Depok: Fakultas Teknik Universitas Indonesia, 2014
T42051
UI - Tesis Membership  Universitas Indonesia Library
cover
Elfraim Dunov Rumabutar
Abstrak :
ABSTRAK
Penelitian ini bertujuan untuk menguji secara empiris seberapa besar Pengaruh Kenaikan Harga Bahan Bakar Minyak terhadap Ongkos Transportasi Darat serta seberapa besar Pengaruh moderasi Angkutan Bus Trans-Jakarta terhadap hubungan antara Kenaikan Harga Bahan Bakar Minyak dan Ongkos Transportasi Darat. Penelitian ini dalam pengujiannya juga mengukur keeratan hubungan yang terjadi antara Kenaikan Harga Bahan Bakar Minyak dan Ongkos Transportasi Darat serta keeratan hubungan yang terjadi antara Angkutan Bus Trans-Jakarta dan Ongkos Transportasi Darat. Data dalam penelitian ini diperoleh melalui survei intersep (intersept survey) terhadap pengguna alat transportasi umum yang dilakukan pada lima terminal di daerah DKI Jakarta yakni, Terminal Kampung Rambutan, Terminal Senen, Terminal Glodok, Terminal Lebak Bulus, dan Terminal Tanjung Priok dengan mengunakan instrumen pengukuran kuesioner melalui metode Purpose Sampling.
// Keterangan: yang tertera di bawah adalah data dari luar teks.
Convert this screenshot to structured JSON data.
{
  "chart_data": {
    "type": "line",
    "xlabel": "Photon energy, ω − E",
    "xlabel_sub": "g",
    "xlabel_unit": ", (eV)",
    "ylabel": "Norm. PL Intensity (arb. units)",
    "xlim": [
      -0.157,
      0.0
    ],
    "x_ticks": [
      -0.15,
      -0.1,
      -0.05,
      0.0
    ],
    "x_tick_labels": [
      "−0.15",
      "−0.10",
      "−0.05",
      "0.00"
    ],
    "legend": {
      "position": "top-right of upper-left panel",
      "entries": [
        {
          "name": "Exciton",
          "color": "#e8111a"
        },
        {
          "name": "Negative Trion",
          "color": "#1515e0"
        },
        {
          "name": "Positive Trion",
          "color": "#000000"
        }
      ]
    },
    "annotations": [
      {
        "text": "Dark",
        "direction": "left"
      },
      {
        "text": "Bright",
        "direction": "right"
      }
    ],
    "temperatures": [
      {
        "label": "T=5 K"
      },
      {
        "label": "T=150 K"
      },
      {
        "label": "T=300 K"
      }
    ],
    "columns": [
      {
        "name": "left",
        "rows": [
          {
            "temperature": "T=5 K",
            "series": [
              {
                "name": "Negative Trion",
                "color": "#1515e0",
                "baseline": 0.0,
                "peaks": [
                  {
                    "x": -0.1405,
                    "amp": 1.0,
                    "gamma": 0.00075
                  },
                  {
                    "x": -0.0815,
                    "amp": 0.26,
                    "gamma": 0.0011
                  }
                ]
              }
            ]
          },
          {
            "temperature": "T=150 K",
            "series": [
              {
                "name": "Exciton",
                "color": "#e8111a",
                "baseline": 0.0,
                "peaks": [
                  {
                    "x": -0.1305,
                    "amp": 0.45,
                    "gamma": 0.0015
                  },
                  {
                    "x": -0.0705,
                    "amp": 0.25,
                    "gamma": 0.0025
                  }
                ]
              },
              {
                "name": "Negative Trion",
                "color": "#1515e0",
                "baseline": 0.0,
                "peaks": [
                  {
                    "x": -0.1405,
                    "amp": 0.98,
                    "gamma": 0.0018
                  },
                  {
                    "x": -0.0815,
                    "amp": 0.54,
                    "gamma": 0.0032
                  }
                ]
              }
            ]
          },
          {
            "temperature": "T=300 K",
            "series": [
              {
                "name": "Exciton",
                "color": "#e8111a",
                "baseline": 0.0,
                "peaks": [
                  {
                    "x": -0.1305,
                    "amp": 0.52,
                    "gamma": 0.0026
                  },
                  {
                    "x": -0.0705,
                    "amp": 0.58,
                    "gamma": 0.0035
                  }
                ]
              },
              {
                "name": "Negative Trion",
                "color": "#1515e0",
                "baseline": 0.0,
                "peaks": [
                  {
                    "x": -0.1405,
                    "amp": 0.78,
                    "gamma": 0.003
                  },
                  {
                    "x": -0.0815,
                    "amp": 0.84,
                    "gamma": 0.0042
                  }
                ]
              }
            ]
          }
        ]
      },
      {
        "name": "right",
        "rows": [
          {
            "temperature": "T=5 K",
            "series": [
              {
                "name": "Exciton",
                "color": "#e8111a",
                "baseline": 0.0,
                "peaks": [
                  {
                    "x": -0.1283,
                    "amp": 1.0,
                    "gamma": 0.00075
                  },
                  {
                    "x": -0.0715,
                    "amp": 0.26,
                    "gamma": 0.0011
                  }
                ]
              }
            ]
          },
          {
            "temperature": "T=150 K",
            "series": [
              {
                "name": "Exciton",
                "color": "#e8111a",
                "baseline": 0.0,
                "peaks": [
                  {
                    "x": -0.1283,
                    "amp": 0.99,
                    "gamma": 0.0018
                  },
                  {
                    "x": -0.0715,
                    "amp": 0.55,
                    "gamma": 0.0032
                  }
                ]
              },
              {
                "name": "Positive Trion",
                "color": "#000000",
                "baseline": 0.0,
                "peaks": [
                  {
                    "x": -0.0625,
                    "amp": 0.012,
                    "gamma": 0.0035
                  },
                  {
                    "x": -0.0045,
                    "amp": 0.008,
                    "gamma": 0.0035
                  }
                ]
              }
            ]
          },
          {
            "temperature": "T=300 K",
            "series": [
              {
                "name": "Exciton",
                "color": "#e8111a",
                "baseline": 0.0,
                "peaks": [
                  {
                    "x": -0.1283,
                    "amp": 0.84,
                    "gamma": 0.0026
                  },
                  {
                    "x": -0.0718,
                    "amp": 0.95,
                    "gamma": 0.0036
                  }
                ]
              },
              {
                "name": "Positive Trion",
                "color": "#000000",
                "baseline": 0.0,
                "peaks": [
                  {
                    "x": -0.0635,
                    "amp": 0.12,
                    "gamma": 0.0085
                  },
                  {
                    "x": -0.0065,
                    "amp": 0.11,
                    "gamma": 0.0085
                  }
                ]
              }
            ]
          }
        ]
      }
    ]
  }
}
Total kuesioner yang diberikan untuk diisi oleh para responden di lima terminal tersebut adalah sebanyak 204 kuesioner dan diisi dengan lengkap dan benar. data yang telah terkumpul tersebut dianalisis menggunakan Metode Analisis Regresi Sederhana dan Berganda yang dibantu dengan software SPSS 2.1. Hasil analisis dalam penelitian ini menunjukan bahwa Kenaikan Harga Bahan Bakar Minyak berpengaruh terhadap Ongkos Transportasi Darat dan Ongkos Transportasi Bus Trans-Jakarta. sedangkan Variabel Angkutan Bus Trans-Jakarta hanya sebagai variabel bebas saja dan tidak memoderasi Kenaikan Harga Bahan Bakar Minyak terhadap Ongkos Transportasi Darat.
ABSTRAK
The purpose of this study is to test empirically how much the raise of fuel price affected the raise of land transportation fare and also how much the moderation of Trans-Jakarta Bus Transportation affected on the relation between the raise of fuel price and the raise of land transport fare. This study also designed to measure the close relation between the raise of fuel price and land transport fare and also to measure the close relation between Trans-Jakarta Bus Transportation and land transportation fare. The data in this study collected by using intercept survey to public transportation users at five terminals in Central Jakarta, Kampung Rambutan, Senen Terminal, Grogol Terminal, Lebak Bulus Terminal and Tanjung Priok Terminal with questionnaire as measurement instrument through purpose sampling. The total questionnaire provided for respondents at those five terminals are 204 questionnaire and the respondents should fill it correctly and completely. The data collected was analyzed by using simple and double regression analysis method which assisted by using SPSS 2.1 software. The result of analysis in this study showed that the raise of fuel price affected land transportation fare and Trans-Jakarta Bus Transportation fare while Trans-Jakarta Bus variable was only free variable and it did not moderate the raise of fuel price to land transportation fare.